SLABBER: Audience With Mystery
Local Arts Reviews
Reviewed by Robert Faires, Fri., Feb. 11, 2000
SLABBER: Audience With Mystery
Flatbed World Headquarters,
February 4
She is a figure of mystery. A wanderer referred to only as Our Lady, she appeared in our city and invited anyone who was curious to a private session where she would share her current findings in the ongoing "research" she conducts. But the location of this session was not publicly disclosed, so at a set hour at Hyde Park Theatre, a confidant of hers distributes maps to the location and cassette tapes which are to be listened to on the journey there. On the tapes, a soothing voice describes what Our Lady calls her "condition" but otherwise reveals little concrete about her. At the location, before being ushered into her presence, we're allowed to see Our Lady through a pane of glass; she sits still and alone in a spacious concrete room, her eyes hidden behind sunglasses, her hair covered by a cap, her hands, arms, feet, legs, face, neck -- virtually every square inch of skin extending from under her faux leopard-skin coat -- swathed in strips of plastic. Rather than resolving the riddles surrounding her, this first glimpse of Our Lady only adds to the riddles. Who she is, what her story is, we can but guess.

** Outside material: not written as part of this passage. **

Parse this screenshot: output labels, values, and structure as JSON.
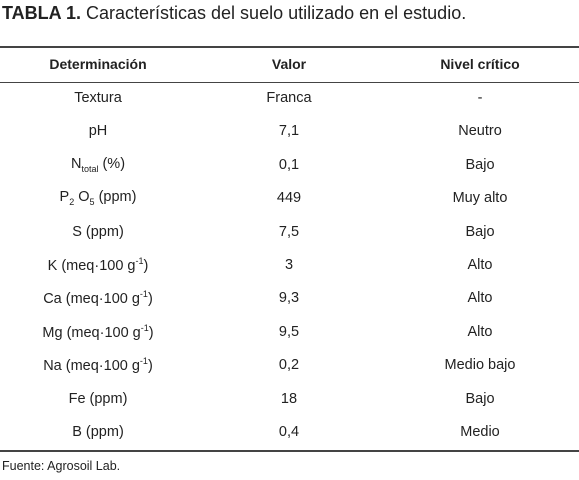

This was the prelude to SLABBER, a performance piece which made unusual requests of its audiences but rewarded them with an extraordinarily personal theatrical experience: our own audience with mystery. At the heart of SLABBER are questions of identity; Our Lady is engaged in a quest to recover her past, to reclaim a history she cannot recall and through it perhaps "cure" herself of an affliction that troubles her: her inability to reconcile diametrically opposed forces, such as night and day, good and evil, accepted and outcast, faith and doubt, clean and dirty. This last figures most prominently in Our Lady's presentation, as her "research" has led her to the story of a girl who was exiled from her hometown after she ate a delicious passion fruit and, according to her family and the townspeople, began to "stink," and no amount of soap could cleanse her of the offending smell. Thus, the properties of soap, its chemistry and uses, take on significance for Our Lady and inform her search: She seems to be seeking a psychic emulsifier, a thing that will allow her to mix two concepts that don't usually mix. Where to find such a thing or what it means to belong or how to sift through the artifacts of our lives and find those that hold the secret to our individual identities is a quest we all are on.
But writer/performer Lisa D'Amour and director Katie Pearl reminded us of this in SLABBER with such intimacy that it resonated in a most personal way. The secrecy surrounding the site, the privacy imparted by the individual cassettes listened to in one's car, the closeness with which we were gathered around Our Lady, her quiet manner and the gratitude she expressed to us repeatedly, and the vulnerability she displayed by shedding her protective plastic and exposing her skin to us all generated a profound sense of closeness to the subject and her mission. We may not have known her before that night, may not know her still (at least any better than we know ourselves), but we were brought close to her, as close as a whisper, and came to accept the mystery of Our Lady as we would the confession of an old and cherished friend.